Os pesquisadores realizaram um estudo de coorte retrospectivo nacional baseado na população de crianças (0–9 anos) e adolescentes (10–17 anos) com TB no Brasil, notificadas ao Sistema Nacional de Informação de Agravos de Notificação (Sinan) de 1º de janeiro de 2001 a 31 de dezembro de 2022. Desfechos desfavoráveis no tratamento foram definidos como abandono do tratamento, falha no tratamento e morte. Modelos de regressão logística e multinomiais examinaram a associação entre fatores sociais e de saúde, desfechos desfavoráveis no tratamento de forma geral, e abandono do tratamento e morte, respectivamente.

Resultados

Um total de 117.491 crianças e adolescentes com TB foram notificados no Sinan entre janeiro de 2001 e dezembro de 2022, dos quais 88.270 atenderam aos critérios de elegibilidade e foram incluídos na análise.

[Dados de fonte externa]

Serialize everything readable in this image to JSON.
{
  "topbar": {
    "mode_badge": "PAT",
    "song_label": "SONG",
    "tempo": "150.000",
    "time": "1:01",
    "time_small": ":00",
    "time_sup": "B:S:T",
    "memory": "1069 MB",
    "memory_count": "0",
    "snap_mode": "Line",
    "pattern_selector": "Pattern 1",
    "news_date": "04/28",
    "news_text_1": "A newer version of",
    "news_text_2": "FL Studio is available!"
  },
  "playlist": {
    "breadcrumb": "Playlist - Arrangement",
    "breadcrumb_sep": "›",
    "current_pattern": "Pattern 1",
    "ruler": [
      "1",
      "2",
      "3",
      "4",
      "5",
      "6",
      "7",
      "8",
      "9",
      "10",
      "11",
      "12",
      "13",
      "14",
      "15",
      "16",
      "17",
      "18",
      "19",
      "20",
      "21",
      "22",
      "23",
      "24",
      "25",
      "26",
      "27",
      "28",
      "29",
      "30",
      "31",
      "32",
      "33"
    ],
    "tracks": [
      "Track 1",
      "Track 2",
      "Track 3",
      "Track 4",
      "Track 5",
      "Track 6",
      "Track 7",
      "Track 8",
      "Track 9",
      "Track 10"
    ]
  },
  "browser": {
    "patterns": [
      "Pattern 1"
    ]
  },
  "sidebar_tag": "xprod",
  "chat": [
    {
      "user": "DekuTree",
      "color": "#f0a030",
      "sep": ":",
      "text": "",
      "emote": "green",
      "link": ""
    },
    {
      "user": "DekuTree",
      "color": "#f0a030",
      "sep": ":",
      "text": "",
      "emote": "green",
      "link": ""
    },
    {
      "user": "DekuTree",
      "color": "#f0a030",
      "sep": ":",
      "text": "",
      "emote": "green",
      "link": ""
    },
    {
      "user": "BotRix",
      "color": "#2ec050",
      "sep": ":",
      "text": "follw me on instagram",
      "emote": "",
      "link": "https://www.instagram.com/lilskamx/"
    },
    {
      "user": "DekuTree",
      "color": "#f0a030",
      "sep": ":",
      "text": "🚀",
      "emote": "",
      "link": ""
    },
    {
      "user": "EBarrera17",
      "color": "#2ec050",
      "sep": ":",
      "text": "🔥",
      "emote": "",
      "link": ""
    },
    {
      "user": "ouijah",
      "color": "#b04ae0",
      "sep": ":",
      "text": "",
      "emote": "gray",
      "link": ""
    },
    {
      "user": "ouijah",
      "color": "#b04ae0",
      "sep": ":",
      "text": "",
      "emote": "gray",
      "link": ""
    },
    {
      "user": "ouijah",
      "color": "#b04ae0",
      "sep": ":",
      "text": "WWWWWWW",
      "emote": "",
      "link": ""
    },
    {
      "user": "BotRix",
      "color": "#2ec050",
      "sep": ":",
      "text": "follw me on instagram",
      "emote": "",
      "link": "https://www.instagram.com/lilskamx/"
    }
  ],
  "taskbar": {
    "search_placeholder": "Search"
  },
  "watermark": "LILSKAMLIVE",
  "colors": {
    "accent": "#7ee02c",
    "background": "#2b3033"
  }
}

Um total de 2.072 (4,6%) indivíduos estavam vivendo com HIV. A maioria dos participantes foi diagnosticada com TB pulmonar (78,8%) e apresentou alterações anormais na radiografia de tórax (90,6%). A notificação dos resultados da baciloscopia foi prejudicada por dados ausentes; no entanto, entre aqueles com dados disponíveis, a maioria apresentava resultado positivo na baciloscopia inicial (n = 33.651). Aproximadamente, 30% dos participantes receberam terapia de observação direta (DOT).

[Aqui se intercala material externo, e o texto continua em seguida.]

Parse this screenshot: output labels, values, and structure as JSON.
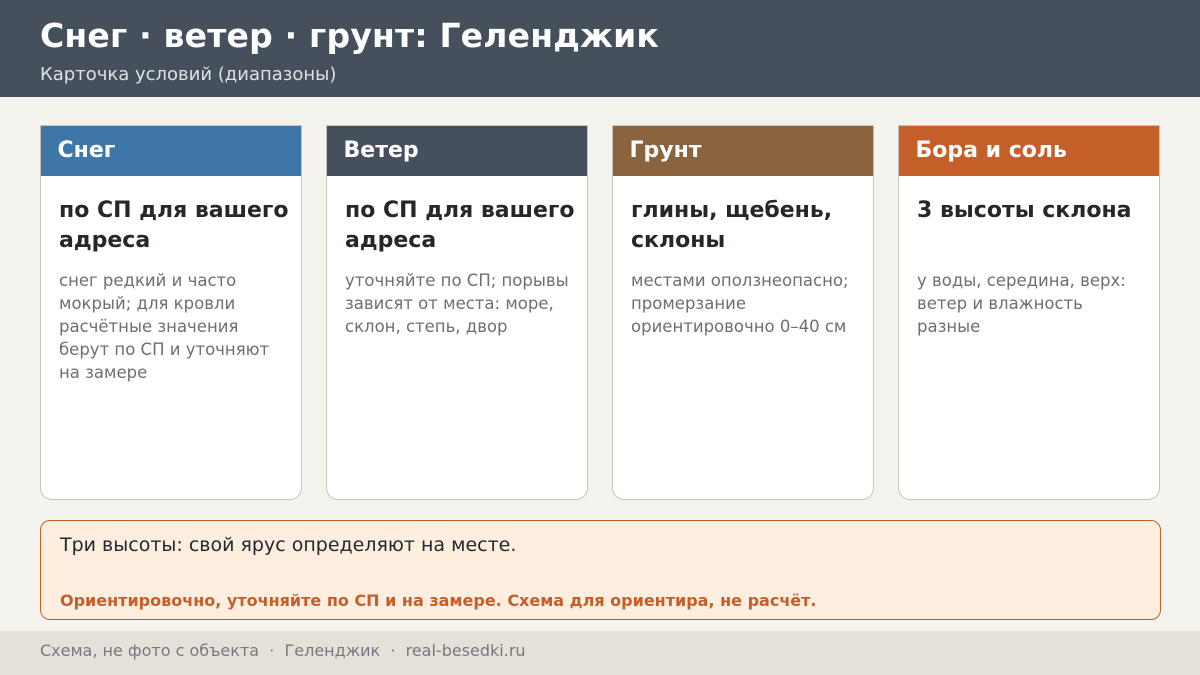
{
  "header": {
    "title": "Снег · ветер · грунт: Геленджик",
    "subtitle": "Карточка условий (диапазоны)"
  },
  "cards": [
    {
      "title": "Снег",
      "value": "по СП для вашего адреса",
      "note": "снег редкий и часто мокрый; для кровли расчётные значения берут по СП и уточняют на замере",
      "color": "#3e76a8"
    },
    {
      "title": "Ветер",
      "value": "по СП для вашего адреса",
      "note": "уточняйте по СП; порывы зависят от места: море, склон, степь, двор",
      "color": "#46505c"
    },
    {
      "title": "Грунт",
      "value": "глины, щебень, склоны",
      "note": "местами оползнеопасно; промерзание ориентировочно 0–40 см",
      "color": "#8a643e"
    },
    {
      "title": "Бора и соль",
      "value": "3 высоты склона",
      "note": "у воды, середина, верх: ветер и влажность разные",
      "color": "#c45f2a"
    }
  ],
  "notice": {
    "main": "Три высоты: свой ярус определяют на месте.",
    "warning": "Ориентировочно, уточняйте по СП и на замере. Схема для ориентира, не расчёт."
  },
  "footer": {
    "text": "Схема, не фото с объекта  ·  Геленджик  ·  real-besedki.ru"
  }
}
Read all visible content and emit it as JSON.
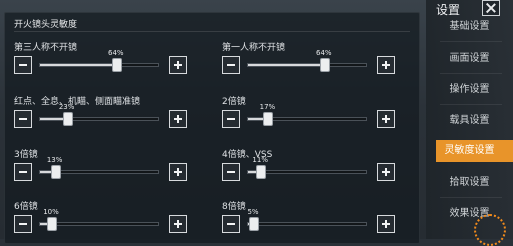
{
  "section_title": "开火镜头灵敏度",
  "settings": [
    {
      "label": "第三人称不开镜",
      "pct_text": "64%",
      "value": 0.64
    },
    {
      "label": "第一人称不开镜",
      "pct_text": "64%",
      "value": 0.64
    },
    {
      "label": "红点、全息、机瞄、侧面瞄准镜",
      "pct_text": "23%",
      "value": 0.23
    },
    {
      "label": "2倍镜",
      "pct_text": "17%",
      "value": 0.17
    },
    {
      "label": "3倍镜",
      "pct_text": "13%",
      "value": 0.13
    },
    {
      "label": "4倍镜、VSS",
      "pct_text": "11%",
      "value": 0.11
    },
    {
      "label": "6倍镜",
      "pct_text": "10%",
      "value": 0.1
    },
    {
      "label": "8倍镜",
      "pct_text": "5%",
      "value": 0.05
    }
  ],
  "sidebar": {
    "title": "设置",
    "items": [
      {
        "label": "基础设置",
        "active": false
      },
      {
        "label": "画面设置",
        "active": false
      },
      {
        "label": "操作设置",
        "active": false
      },
      {
        "label": "载具设置",
        "active": false
      },
      {
        "label": "灵敏度设置",
        "active": true
      },
      {
        "label": "拾取设置",
        "active": false
      },
      {
        "label": "效果设置",
        "active": false
      }
    ]
  },
  "colors": {
    "accent": "#e8942a",
    "panel_bg": "#141a20"
  }
}
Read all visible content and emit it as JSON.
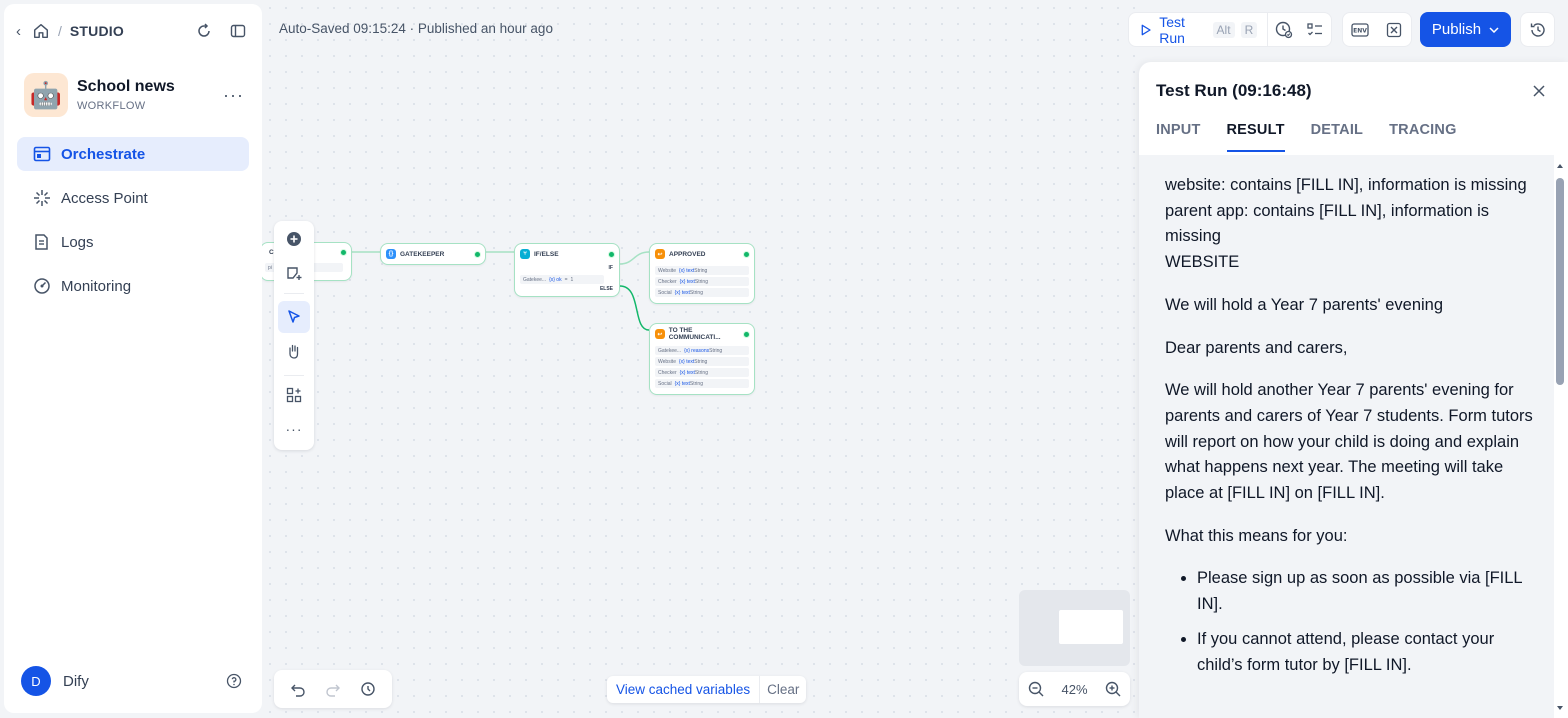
{
  "breadcrumb": {
    "section": "STUDIO"
  },
  "app": {
    "name": "School news",
    "type": "WORKFLOW",
    "icon": "robot-emoji",
    "emoji": "🤖"
  },
  "nav": {
    "items": [
      {
        "label": "Orchestrate",
        "icon": "orchestrate-icon",
        "active": true
      },
      {
        "label": "Access Point",
        "icon": "access-point-icon"
      },
      {
        "label": "Logs",
        "icon": "logs-icon"
      },
      {
        "label": "Monitoring",
        "icon": "monitoring-icon"
      }
    ]
  },
  "user": {
    "initial": "D",
    "name": "Dify"
  },
  "canvas": {
    "status": "Auto-Saved 09:15:24 · Published an hour ago",
    "zoom": "42%",
    "cached_label": "View cached variables",
    "clear_label": "Clear",
    "nodes": {
      "first": {
        "title": "CH...",
        "row": "pi"
      },
      "gatekeeper": {
        "title": "GATEKEEPER"
      },
      "ifelse": {
        "title": "IF/ELSE",
        "if": "IF",
        "cond_var": "Gatekee...",
        "cond_field": "{x} ok",
        "cond_op": "=",
        "cond_val": "1",
        "else": "ELSE"
      },
      "approved": {
        "title": "APPROVED",
        "rows": [
          {
            "src": "Website",
            "var": "{x} text",
            "type": "String"
          },
          {
            "src": "Checker",
            "var": "{x} text",
            "type": "String"
          },
          {
            "src": "Social",
            "var": "{x} text",
            "type": "String"
          }
        ]
      },
      "comms": {
        "title": "TO THE COMMUNICATI...",
        "rows": [
          {
            "src": "Gatekee...",
            "var": "{x} reasons",
            "type": "String"
          },
          {
            "src": "Website",
            "var": "{x} text",
            "type": "String"
          },
          {
            "src": "Checker",
            "var": "{x} text",
            "type": "String"
          },
          {
            "src": "Social",
            "var": "{x} text",
            "type": "String"
          }
        ]
      }
    }
  },
  "header": {
    "test_run_label": "Test Run",
    "kbd_alt": "Alt",
    "kbd_r": "R",
    "publish_label": "Publish"
  },
  "panel": {
    "title": "Test Run (09:16:48)",
    "tabs": [
      "INPUT",
      "RESULT",
      "DETAIL",
      "TRACING"
    ],
    "active_tab": "RESULT",
    "result": {
      "line1": "website: contains [FILL IN], information is missing",
      "line2": "parent app: contains [FILL IN], information is missing",
      "line3": "WEBSITE",
      "p1": "We will hold a Year 7 parents' evening",
      "p2": "Dear parents and carers,",
      "p3": "We will hold another Year 7 parents' evening for parents and carers of Year 7 students. Form tutors will report on how your child is doing and explain what happens next year. The meeting will take place at [FILL IN] on [FILL IN].",
      "p4": "What this means for you:",
      "bullets": [
        "Please sign up as soon as possible via [FILL IN].",
        "If you cannot attend, please contact your child’s form tutor by [FILL IN]."
      ]
    }
  },
  "colors": {
    "accent": "#1554e6",
    "success": "#12b76a",
    "node_border": "#a6e2c4"
  }
}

Análises univariadas revelaram que grupos específicos de participantes apresentaram uma maior probabilidade de desfechos desfavoráveis no tratamento: indivíduos do sexo masculino, asiáticos ou pardos ou negros, em comparação aos que se identificaram como brancos, aqueles vivendo nas regiões Nordeste ou Norte ou Sudeste em comparação à região Sul. Fatores adicionais associados a desfechos desfavoráveis no tratamento incluíram estar atualmente privado de liberdade, falta de moradia, uso de álcool, uso de drogas ilícitas,  uso de tabaco, infecção por HIV e falta de supervisão do tratamento.

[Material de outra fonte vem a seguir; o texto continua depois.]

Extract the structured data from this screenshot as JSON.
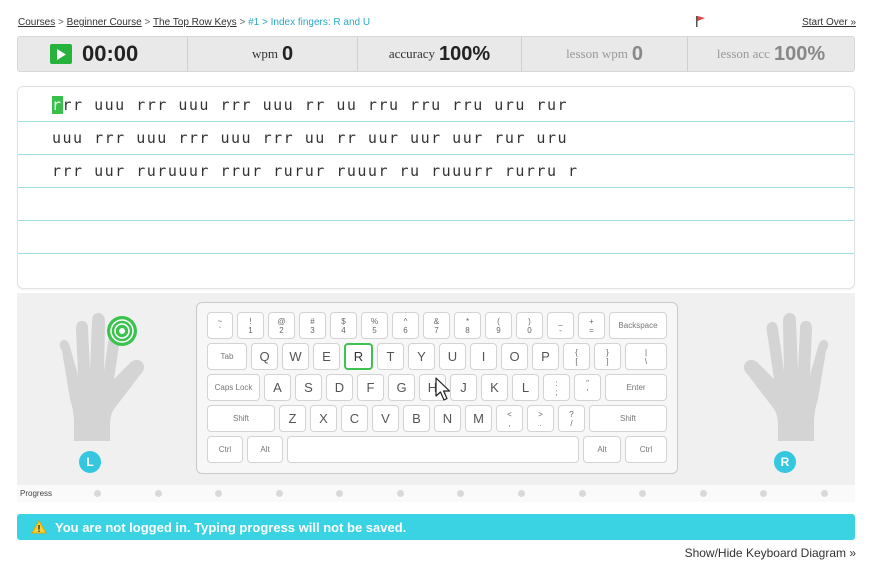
{
  "breadcrumb": {
    "items": [
      "Courses",
      "Beginner Course",
      "The Top Row Keys"
    ],
    "current": "#1 > Index fingers: R and U",
    "separator": ">"
  },
  "header": {
    "start_over": "Start Over »"
  },
  "stats": {
    "time_value": "00:00",
    "wpm_label": "wpm",
    "wpm_value": "0",
    "accuracy_label": "accuracy",
    "accuracy_value": "100%",
    "lesson_wpm_label": "lesson wpm",
    "lesson_wpm_value": "0",
    "lesson_acc_label": "lesson acc",
    "lesson_acc_value": "100%"
  },
  "lesson": {
    "current_char": "r",
    "line1_rest": "rr uuu rrr uuu rrr uuu rr uu rru rru rru uru rur",
    "line2": "uuu rrr uuu rrr uuu rrr uu rr uur uur uur rur uru",
    "line3": "rrr uur ruruuur rrur rurur ruuur ru ruuurr rurru r"
  },
  "keyboard": {
    "number_row": [
      [
        "~",
        "`"
      ],
      [
        "!",
        "1"
      ],
      [
        "@",
        "2"
      ],
      [
        "#",
        "3"
      ],
      [
        "$",
        "4"
      ],
      [
        "%",
        "5"
      ],
      [
        "^",
        "6"
      ],
      [
        "&",
        "7"
      ],
      [
        "*",
        "8"
      ],
      [
        "(",
        "9"
      ],
      [
        ")",
        "0"
      ],
      [
        "_",
        "-"
      ],
      [
        "+",
        "="
      ]
    ],
    "backspace": "Backspace",
    "tab": "Tab",
    "top_row": [
      "Q",
      "W",
      "E",
      "R",
      "T",
      "Y",
      "U",
      "I",
      "O",
      "P"
    ],
    "top_row_symbols": [
      [
        "{",
        "["
      ],
      [
        "}",
        "]"
      ],
      [
        "|",
        "\\"
      ]
    ],
    "caps": "Caps Lock",
    "home_row": [
      "A",
      "S",
      "D",
      "F",
      "G",
      "H",
      "J",
      "K",
      "L"
    ],
    "home_row_symbols": [
      [
        ":",
        ";"
      ],
      [
        "\"",
        "'"
      ]
    ],
    "enter": "Enter",
    "shift": "Shift",
    "bottom_row": [
      "Z",
      "X",
      "C",
      "V",
      "B",
      "N",
      "M"
    ],
    "bottom_row_symbols": [
      [
        "<",
        ","
      ],
      [
        ">",
        "."
      ],
      [
        "?",
        "/"
      ]
    ],
    "ctrl": "Ctrl",
    "alt": "Alt",
    "highlight_key": "R"
  },
  "hands": {
    "left_label": "L",
    "right_label": "R"
  },
  "progress": {
    "label": "Progress",
    "dot_count": 13
  },
  "warning": {
    "text": "You are not logged in. Typing progress will not be saved."
  },
  "footer": {
    "toggle_diagram": "Show/Hide Keyboard Diagram »"
  },
  "colors": {
    "accent_cyan": "#3ad3e3",
    "green": "#37c04a",
    "line": "#9fe0e6"
  }
}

Para os adolescentes, as tendências e associações diferiram, mas permaneceram igualmente pertinentes. Os que se autodeclararam como negros, pardos e indígenas tinham maior probabilidade de ter um desfecho desfavorável do que os brancos. O uso de substâncias, incluindo consumo de álcool, uso de drogas ilícitas e uso de tabaco, além da infecção por HIV, estavam significativamente associados a desfechos desfavoráveis no tratamento. Notavelmente, adolescentes com TB pulmonar apresentaram uma razão de chances ajustada de 1,3, e a combinação das formas pulmonar e extrapulmonar apresentou uma razão de chances de 1,5. Adolescentes que não recebiam tratamento supervisionado tinham 2,6 vezes maior probabilidade de um desfecho desfavorável.

As crianças foram menos propensas a experimentar abandono do tratamento e morte durante o tratamento da TB em comparação com os adolescentes. Em ambos os grupos: os masculinos demonstraram um risco significativamente reduzido de morte em comparação com as femininas, mas não houve diferença de gênero observada para abandono do tratamento e indivíduos que se autoidentificaram como asiáticos, pardos e negros apresentaram maior risco de abandono do tratamento; enquanto indivíduos indígenas e pardos exibiram uma maior probabilidade de morte em comparação aos brancos. Indivíduos residentes na região Sudeste foram menos propensos a sofrer abandono do tratamento em TB em comparação àqueles na região Sul. Crianças e adolescentes que receberam transferências de renda do governo foram menos propensos a experimentar a morte em comparação àqueles que não receberam assistência ou benefícios governamentais. A falta de moradia esteve associada a uma maior chance de morte por TB, mas não foi associada ao abandono do tratamento.

Em conclusão, os achados indicaram que crianças e adolescentes não brancos, aqueles com uso de álcool, drogas ilícitas ou tabaco, indivíduos com infecção por HIV e aqueles sem supervisão de tratamento DOT por um profissional de saúde estavam em maior risco de experimentar desfechos desfavoráveis no tratamento. Por outro lado, as transferências de renda pareceram ter um efeito protetor contra a morte. A TB em crianças e adolescentes ainda pode ser desafiadora, e o sucesso dos desfechos depende de fatores como diagnóstico precoce, acesso a cuidados de saúde adequados e adesão aos regimes de tratamento. Além disso, esforços de saúde pública para prevenir a transmissão da TB e melhorar as condições de vida podem reduzir ainda mais a prevalência da doença em todos os grupos etários.